No discredit to the new fillings, not mere fillers. Bassist Justin Harris’ adaptability was quickly on show as he picked up a baritone saxophone to support Kele’s vocals in the loop-laden ‘Mercury’. The You Tube-scouted Louise Bartle probably has the toughest job of all, however, tasked with filling the shoes of Matt Tong, one of indie’s standout drummers since the millennium.
But with new band members comes new material, and the intimate Village Underground provided an opportunity to road test new album Hymns. An online stream went live only hours before the gig, hardly giving fans time to acquaint themselves, and like most of their previous follow-up albums Hymns will take some bedding in, based on the lukewarm reception here.
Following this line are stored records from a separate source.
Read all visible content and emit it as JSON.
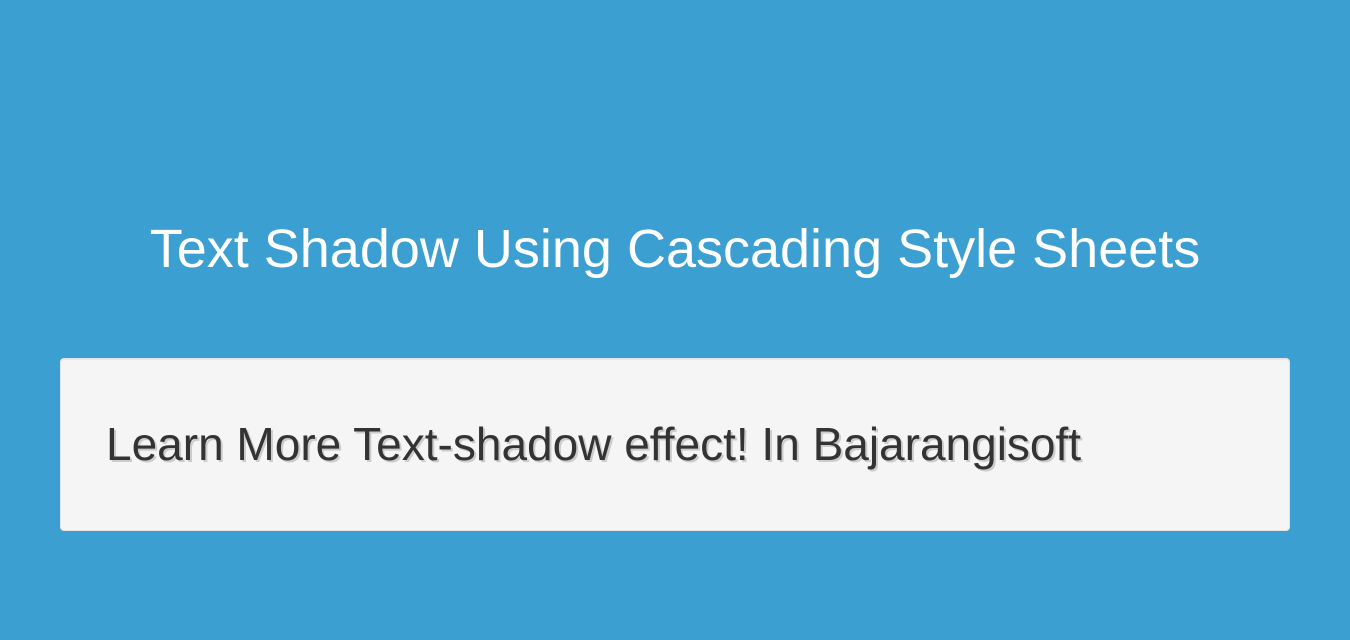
{
  "header": {
    "title": "Text Shadow Using Cascading Style Sheets"
  },
  "card": {
    "text": "Learn More Text-shadow effect! In Bajarangisoft"
  }
}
Opener ‘The Good News’ set a sauntering pace for the night’s live premieres, which on the whole displayed less ecstatic emotion, and more mature introspection (aren’t we too old for moshing now?). The chirpy guitars of ‘Into The Earth’ sounded like something you’d play on an American road trip (a diversion from the familiar), while ‘Only He Can Heal Me’ leaves the biggest impression with its holy incantations. Otherwise the songwriting is a bit predictable.
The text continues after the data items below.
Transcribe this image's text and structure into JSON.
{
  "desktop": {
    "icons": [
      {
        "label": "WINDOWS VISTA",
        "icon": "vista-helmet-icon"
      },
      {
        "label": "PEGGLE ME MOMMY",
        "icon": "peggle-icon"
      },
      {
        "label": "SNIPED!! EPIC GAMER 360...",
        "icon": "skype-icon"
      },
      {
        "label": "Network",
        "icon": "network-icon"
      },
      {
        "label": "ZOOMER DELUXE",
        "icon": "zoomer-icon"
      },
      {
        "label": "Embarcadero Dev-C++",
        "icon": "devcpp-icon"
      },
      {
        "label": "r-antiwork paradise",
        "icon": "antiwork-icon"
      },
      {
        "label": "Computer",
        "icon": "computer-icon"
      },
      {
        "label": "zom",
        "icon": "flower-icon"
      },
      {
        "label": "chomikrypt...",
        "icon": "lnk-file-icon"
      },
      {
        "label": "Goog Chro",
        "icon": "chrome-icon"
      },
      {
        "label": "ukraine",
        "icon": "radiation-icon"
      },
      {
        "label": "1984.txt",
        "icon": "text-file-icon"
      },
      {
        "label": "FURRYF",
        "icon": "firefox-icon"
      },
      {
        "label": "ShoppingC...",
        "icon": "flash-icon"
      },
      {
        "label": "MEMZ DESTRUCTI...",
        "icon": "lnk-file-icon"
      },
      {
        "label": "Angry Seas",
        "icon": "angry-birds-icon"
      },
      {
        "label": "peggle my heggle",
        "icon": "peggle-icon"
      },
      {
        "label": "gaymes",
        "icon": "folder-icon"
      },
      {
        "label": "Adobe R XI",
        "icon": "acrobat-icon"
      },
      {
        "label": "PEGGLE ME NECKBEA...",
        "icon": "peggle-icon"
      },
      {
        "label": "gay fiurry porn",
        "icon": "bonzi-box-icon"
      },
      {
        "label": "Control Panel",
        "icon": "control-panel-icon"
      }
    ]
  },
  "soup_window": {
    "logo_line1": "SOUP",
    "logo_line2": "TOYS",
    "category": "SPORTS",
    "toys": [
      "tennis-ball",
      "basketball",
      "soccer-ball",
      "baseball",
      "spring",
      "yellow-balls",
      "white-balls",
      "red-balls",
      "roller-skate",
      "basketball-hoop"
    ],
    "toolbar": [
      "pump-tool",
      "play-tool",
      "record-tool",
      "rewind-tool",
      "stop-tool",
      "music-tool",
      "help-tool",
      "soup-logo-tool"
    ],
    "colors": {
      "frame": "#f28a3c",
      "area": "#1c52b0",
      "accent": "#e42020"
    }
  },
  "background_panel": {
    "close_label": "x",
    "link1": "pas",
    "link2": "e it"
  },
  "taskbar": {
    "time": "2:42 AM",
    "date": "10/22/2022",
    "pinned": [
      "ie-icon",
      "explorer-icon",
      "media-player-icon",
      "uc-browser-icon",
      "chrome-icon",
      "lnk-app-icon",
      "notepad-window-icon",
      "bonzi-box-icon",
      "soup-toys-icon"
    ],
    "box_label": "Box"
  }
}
Whatever happens to the shelf-life of Hymns though, Kele may be confident that they can rely on older songs to spark a crowd, as proven by mosh pits breaking out right on cue for the likes of ‘Banquet’, ‘Song for Clay (Disappear Here)’ and ‘She’s Hearing Voices’ – tracks founded around Tong’s consummate drumming skills.
Then there was the encore, which nearly didn’t happen. It was as if the crowd just accepted the gig was over, temporarily forgetting their customary role of baying for ‘one more tune’. After ghosting back on, the band slipped into the intimacy of ‘Fortress’, a strangely down-tempo start to the encore when the whole room was craving a fiercer finale.
“East London, do you like bangers?” Kele finally asked, before fixing the mood with the swaggering ‘Ratchet’ and closing on crowd-pleaser, ‘This Modern Love’. This is no longer the same Bloc Party that rips into the spurring ‘Helicopter’ as they please, a noticeable absentee.
Seventeen years have passed since the band first formed, 11 since their first album – time it seems is the only silent alarm. And while Bloc Party are still fun to watch, the new LP fails to deliver anything really special to their live show that the old guard didn’t already possess. Anyway, who said we’re too old to mosh?
Bloc Party played at Village Underground on 26 January.